Hepatic phospholipids in alcoholic liver disease assessed by proton-decoupled 31P magnetic resonance spectroscopy

Background/Aims Alteration of the phospholipid composition of hepatic biomembranes may be one mechanism of alcoholic liver disease (ALD). We applied proton-decoupled 31P magnetic resonance spectroscopic imaging ({1H}–31P MRSI) to 40 patients with ALD and to 13 healthy controls to confirm that metabolic alterations in hepatic phospholipid intermediates could be detected non-invasively. Methods All patients underwent liver biopsy.

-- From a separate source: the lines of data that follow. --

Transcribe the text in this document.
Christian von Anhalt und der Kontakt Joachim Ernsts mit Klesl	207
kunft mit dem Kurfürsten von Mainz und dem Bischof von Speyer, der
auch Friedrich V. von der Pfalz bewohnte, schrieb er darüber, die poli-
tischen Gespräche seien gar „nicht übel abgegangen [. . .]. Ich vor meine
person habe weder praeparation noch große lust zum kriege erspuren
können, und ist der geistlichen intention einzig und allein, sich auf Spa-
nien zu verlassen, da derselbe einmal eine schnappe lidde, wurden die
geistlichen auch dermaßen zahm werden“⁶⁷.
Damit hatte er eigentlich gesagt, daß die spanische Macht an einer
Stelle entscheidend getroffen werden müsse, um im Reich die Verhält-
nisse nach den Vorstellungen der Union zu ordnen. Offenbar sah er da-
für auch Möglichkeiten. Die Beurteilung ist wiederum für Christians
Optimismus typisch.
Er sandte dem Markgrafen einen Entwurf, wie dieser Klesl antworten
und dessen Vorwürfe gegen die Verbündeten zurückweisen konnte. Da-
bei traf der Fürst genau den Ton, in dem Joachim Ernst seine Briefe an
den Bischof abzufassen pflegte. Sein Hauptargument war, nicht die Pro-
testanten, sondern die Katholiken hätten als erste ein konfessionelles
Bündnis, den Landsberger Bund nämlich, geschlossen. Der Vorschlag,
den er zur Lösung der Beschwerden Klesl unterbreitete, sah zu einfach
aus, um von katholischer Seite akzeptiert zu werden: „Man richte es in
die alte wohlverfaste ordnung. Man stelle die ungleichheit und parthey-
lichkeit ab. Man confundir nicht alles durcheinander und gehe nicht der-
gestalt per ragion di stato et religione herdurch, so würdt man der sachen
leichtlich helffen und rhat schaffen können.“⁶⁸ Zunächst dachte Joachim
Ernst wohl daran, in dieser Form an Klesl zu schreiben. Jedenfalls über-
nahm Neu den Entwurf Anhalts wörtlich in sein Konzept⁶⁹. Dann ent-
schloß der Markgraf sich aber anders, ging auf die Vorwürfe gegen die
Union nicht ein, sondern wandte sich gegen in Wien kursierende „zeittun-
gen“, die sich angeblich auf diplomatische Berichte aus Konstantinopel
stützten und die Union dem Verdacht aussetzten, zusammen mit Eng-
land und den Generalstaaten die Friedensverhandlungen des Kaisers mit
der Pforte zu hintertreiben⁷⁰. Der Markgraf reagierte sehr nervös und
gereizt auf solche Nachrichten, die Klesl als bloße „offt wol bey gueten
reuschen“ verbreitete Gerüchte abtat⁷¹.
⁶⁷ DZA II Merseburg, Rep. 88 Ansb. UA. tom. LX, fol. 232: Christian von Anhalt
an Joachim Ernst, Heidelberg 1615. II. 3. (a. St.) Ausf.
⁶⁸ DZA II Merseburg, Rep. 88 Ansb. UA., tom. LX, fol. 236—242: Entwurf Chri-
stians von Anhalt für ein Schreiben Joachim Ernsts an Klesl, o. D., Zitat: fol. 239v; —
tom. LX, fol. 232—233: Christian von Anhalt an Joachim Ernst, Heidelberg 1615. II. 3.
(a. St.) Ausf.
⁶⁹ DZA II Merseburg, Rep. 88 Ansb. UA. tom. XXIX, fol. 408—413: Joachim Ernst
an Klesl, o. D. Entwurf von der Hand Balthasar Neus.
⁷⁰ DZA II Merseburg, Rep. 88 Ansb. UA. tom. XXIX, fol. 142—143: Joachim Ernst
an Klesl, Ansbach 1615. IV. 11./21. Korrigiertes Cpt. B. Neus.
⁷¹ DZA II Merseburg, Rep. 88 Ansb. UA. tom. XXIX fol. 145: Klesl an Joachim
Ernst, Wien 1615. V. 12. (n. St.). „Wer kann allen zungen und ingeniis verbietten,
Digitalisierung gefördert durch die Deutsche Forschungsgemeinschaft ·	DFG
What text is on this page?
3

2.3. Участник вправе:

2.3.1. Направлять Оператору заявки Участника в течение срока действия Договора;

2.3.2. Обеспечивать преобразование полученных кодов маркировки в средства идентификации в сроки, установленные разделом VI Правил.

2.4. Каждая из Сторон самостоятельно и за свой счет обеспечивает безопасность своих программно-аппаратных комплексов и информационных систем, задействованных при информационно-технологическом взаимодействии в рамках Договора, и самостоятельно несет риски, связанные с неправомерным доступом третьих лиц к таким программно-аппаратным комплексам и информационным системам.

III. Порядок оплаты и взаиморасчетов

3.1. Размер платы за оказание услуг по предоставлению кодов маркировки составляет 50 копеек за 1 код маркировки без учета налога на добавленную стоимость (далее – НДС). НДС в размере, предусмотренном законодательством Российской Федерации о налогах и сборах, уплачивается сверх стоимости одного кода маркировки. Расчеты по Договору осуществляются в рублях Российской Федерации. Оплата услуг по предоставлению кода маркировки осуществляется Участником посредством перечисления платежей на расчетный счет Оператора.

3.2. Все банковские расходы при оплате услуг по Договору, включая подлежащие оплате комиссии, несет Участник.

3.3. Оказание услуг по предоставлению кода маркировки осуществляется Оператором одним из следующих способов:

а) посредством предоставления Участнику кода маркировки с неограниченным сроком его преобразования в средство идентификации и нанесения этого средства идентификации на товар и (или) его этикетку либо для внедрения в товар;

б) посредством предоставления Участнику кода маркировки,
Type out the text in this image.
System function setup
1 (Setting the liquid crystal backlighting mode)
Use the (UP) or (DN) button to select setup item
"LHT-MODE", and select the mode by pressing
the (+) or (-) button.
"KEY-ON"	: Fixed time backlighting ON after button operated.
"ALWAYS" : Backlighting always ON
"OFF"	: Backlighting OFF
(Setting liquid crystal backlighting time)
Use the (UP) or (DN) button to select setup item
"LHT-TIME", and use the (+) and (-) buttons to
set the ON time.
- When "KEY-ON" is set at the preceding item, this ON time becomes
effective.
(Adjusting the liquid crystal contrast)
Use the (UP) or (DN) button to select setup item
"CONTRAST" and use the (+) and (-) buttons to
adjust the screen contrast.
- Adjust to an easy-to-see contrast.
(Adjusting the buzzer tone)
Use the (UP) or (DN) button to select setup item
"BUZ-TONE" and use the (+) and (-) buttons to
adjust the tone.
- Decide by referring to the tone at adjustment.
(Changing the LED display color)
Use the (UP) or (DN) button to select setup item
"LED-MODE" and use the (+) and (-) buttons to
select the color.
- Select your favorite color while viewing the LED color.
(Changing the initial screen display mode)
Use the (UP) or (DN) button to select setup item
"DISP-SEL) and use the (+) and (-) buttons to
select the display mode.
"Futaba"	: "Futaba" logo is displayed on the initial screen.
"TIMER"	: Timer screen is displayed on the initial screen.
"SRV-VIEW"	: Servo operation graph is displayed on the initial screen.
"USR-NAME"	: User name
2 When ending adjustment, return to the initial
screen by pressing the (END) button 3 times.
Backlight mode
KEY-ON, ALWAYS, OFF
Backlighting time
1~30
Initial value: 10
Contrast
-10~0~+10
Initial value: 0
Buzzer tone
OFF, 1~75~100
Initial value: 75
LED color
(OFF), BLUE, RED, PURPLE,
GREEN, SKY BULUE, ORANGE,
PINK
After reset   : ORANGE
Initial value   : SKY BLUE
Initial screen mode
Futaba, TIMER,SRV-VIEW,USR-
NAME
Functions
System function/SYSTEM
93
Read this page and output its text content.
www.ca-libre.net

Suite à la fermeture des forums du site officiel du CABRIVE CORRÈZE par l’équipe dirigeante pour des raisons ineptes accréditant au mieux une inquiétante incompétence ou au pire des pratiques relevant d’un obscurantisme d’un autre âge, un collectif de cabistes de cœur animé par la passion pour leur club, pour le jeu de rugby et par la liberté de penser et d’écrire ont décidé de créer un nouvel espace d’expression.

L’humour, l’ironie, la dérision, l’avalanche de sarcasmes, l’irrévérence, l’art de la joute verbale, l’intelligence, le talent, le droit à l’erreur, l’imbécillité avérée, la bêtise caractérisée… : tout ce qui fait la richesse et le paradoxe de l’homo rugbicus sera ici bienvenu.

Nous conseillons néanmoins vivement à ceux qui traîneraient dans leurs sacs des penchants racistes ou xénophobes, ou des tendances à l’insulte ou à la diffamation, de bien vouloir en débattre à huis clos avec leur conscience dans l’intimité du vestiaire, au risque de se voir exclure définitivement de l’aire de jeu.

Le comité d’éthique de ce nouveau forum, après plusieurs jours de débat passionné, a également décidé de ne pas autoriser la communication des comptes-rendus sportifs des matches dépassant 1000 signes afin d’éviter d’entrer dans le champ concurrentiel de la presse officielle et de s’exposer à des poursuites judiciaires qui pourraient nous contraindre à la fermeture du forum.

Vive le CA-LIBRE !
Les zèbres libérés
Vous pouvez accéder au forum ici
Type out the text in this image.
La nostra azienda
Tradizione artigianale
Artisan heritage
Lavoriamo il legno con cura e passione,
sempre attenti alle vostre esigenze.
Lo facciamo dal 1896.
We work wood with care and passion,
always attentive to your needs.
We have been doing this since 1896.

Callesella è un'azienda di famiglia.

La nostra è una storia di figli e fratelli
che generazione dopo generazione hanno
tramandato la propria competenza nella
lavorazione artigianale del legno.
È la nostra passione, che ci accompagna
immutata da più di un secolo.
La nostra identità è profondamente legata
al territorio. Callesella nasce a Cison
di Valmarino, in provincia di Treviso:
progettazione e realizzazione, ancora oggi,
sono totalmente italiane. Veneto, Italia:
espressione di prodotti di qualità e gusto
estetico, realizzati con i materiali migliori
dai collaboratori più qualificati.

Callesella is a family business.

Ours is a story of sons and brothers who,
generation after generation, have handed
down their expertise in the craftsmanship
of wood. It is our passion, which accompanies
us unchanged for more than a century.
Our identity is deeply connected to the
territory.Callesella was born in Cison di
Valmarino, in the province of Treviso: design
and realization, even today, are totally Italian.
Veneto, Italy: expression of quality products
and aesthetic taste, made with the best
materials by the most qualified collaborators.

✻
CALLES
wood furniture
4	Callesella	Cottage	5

Specimens were scored in non-cirrhosis [fatty liver (n=3), alcoholic hepatitis (n=2), fibrosis (n=4), alcoholic hepatitis plus fibrosis (n=16)], and cirrhosis (n=15). {1H}–31P spectra were collected on a clinical 1.5-Tesla MR system and were evaluated by calculating signal intensity ratios of hepatic phosphomonoester (PME), phosphodiester (PDE), phosphoethanolamine (PE), phosphocholine (PC), glycerophosphorylethanolamine (GPE), and glycerophosphorylcholine (GPC) resonances. Results The signal intensity ratio GPE/GPC was significantly elevated in cirrhotic (1.19±0.22; P=0.002) and non-cirrhotic ALD patients (1.01±0.13; P=0.006) compared to healthy controls (0.68±0.04), while PE/PC and PME/PDE were significantly elevated in cirrhotic ALD patients compared to controls (1.68±0.60 vs. 0.97±0.31; P=0.02, and 0.38±0.02 vs. 0.25±0.01; P=0.002, respectively) and non-cirrhotic patients. Conclusions The data support that {1H}–31P MRSI appears to distinguish cirrhotic from non-cirrhotic ALD patients and confirms changes in hepatic phospholipid metabolism observed in an animal model.